Пусть недостоин я иметь друзей,Пусть не насыщен я и желчью и слезами…

В главе «Сталин и Мандельштам», анализируя мандельштамовскую «Оду» и приведя эти строки, я назвал их выразительными и сильными. Но о рифмующихся с ними следующих двух строках, уже непосредственно прославляющих Сталина, сказал, что они — просто пародийны:

Он мне все чудится в шинели, в картузе На чудной площади с счастливыми глазами.

И само слово «картуз», которым обозначена сталинская фуражка военного образца, и «маловысокохудожественные» эпитеты (площадь — чудная, глаза — счастливые) — все это убого до крайности. Однако сила и выразительность предыдущих двух строк, писал я там, заслоняет эту убогость, даже как бы заражает эти убогие строки своей поэтической энергией.

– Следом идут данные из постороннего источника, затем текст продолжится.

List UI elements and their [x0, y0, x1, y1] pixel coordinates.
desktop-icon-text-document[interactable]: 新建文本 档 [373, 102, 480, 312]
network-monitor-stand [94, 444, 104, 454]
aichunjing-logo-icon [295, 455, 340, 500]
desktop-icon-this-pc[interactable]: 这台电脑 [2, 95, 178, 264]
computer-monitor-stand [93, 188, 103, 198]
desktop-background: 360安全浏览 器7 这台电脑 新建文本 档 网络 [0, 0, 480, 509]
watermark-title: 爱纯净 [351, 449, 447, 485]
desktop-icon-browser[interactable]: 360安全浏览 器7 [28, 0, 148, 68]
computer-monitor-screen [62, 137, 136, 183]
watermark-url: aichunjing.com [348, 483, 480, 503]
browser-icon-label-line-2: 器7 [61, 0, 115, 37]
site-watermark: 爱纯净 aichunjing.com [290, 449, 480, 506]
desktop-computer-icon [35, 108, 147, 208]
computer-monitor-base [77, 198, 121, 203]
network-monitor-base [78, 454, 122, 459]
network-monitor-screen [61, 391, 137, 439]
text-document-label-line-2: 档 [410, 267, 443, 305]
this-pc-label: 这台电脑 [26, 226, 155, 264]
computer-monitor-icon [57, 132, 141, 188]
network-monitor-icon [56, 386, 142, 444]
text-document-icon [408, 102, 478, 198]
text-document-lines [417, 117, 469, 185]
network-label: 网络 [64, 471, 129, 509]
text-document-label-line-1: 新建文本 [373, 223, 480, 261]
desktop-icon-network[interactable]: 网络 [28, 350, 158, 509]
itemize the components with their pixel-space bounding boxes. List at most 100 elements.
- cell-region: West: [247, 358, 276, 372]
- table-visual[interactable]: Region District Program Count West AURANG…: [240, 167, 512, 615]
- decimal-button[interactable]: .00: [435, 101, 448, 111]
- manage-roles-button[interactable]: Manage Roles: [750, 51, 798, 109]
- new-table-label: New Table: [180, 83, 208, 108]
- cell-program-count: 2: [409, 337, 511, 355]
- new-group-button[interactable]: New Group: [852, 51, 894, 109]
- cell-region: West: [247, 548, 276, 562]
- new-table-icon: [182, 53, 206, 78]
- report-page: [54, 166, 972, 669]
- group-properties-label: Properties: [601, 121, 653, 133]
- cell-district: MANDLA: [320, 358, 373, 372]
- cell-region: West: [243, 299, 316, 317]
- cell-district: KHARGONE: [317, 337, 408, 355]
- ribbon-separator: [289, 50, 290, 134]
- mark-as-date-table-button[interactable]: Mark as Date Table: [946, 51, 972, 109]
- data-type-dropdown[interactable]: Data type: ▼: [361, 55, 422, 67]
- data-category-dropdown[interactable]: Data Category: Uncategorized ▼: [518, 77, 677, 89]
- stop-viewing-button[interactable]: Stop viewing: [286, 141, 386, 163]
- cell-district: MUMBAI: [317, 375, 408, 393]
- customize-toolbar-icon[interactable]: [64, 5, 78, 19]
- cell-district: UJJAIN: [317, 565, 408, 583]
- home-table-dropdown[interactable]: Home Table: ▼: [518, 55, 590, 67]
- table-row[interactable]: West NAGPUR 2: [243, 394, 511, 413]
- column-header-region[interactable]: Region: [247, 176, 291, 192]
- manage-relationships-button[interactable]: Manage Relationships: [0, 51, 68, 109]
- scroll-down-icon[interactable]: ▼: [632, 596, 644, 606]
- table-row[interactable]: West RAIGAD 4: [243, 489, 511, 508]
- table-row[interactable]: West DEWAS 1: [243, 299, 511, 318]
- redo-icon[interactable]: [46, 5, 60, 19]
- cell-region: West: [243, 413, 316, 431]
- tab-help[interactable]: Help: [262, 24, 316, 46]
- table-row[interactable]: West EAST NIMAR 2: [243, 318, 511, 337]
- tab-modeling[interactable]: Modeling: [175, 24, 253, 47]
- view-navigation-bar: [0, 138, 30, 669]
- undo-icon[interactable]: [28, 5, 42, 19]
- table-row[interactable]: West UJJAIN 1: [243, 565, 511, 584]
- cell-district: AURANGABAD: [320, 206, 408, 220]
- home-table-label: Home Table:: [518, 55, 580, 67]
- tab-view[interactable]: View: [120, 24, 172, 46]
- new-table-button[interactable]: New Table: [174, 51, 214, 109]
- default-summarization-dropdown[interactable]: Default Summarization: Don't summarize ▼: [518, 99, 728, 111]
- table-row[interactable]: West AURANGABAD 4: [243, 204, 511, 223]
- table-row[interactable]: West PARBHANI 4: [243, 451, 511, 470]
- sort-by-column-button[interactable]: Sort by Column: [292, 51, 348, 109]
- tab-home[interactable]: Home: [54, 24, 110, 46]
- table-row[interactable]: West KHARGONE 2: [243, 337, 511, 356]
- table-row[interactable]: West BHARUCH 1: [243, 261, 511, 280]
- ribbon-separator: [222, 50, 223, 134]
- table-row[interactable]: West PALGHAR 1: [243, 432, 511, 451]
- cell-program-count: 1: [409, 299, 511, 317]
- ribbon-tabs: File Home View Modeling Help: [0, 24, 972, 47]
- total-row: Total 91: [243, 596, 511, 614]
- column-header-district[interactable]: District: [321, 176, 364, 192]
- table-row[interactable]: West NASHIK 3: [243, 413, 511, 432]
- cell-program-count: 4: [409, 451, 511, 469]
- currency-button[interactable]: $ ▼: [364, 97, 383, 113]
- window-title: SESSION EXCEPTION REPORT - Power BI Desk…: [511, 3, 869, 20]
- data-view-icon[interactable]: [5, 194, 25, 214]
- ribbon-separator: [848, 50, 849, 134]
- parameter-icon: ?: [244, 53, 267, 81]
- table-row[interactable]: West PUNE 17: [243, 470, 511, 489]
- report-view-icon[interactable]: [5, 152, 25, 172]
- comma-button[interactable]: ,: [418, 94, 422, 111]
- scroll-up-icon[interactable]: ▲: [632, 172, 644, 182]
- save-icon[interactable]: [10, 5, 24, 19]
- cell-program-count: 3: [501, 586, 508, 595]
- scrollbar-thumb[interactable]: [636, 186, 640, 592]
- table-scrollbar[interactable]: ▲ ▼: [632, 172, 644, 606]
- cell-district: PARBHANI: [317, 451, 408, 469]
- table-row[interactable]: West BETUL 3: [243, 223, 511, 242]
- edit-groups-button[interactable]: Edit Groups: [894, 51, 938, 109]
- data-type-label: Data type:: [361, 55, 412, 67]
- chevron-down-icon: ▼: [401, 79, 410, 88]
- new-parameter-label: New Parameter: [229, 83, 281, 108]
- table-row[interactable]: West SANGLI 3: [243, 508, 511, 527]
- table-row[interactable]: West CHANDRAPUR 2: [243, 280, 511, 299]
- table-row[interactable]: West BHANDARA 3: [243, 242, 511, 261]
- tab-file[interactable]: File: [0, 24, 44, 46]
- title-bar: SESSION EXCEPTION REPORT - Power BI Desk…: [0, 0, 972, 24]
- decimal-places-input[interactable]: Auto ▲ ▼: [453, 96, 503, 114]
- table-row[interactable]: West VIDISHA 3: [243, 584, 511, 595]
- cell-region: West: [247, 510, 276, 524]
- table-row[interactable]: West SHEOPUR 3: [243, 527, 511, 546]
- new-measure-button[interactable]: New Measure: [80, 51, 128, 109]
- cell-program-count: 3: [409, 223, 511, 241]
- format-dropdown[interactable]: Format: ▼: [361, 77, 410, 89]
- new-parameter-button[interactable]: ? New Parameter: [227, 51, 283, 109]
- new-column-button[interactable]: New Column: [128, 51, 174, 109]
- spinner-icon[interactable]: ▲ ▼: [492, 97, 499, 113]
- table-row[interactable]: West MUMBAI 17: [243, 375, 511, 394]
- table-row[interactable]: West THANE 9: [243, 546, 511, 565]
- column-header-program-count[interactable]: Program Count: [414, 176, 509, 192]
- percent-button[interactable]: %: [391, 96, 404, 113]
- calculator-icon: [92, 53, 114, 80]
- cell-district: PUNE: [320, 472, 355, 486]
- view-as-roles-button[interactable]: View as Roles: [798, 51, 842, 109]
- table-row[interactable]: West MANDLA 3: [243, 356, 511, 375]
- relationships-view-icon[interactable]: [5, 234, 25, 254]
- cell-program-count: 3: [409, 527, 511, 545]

Вот эти вкрапления в текст «Оды» живых, искренних строк, заражающих вымученные, безликие и убогие своей поэтической энергией, и создает иллюзию, что в целом эти стихи Мандельштама, как выразилась о них Лидия Яковлевна Гинзбург, «замечательные, и в высшей степени его стихи. Значит, они соответствовали какому-то из несогласованных между собой поворотов мандельштамовского сознания».

В прославляющих Сталина стихах Ахматовой мы не найдем ни одного такого живого слова. Ни одного такого «несогласованного» поворота.

* * *

Впрочем, — нет. Один «несогласованный поворот» в одном из этих ее мертворожденных стихотворений все-таки промелькнул:

Ликует вся страна в лучах зари янтарной,И радости чистейшей нет преград, —И древний Самарканд, и Мурманск заполярный,И дважды Сталиным спасенный Ленинград.
В день новолетия учителя и друга Песнь светлой благодарности поют, — Пускай вокруг неистовствует вьюга Или фиалки горные цветут.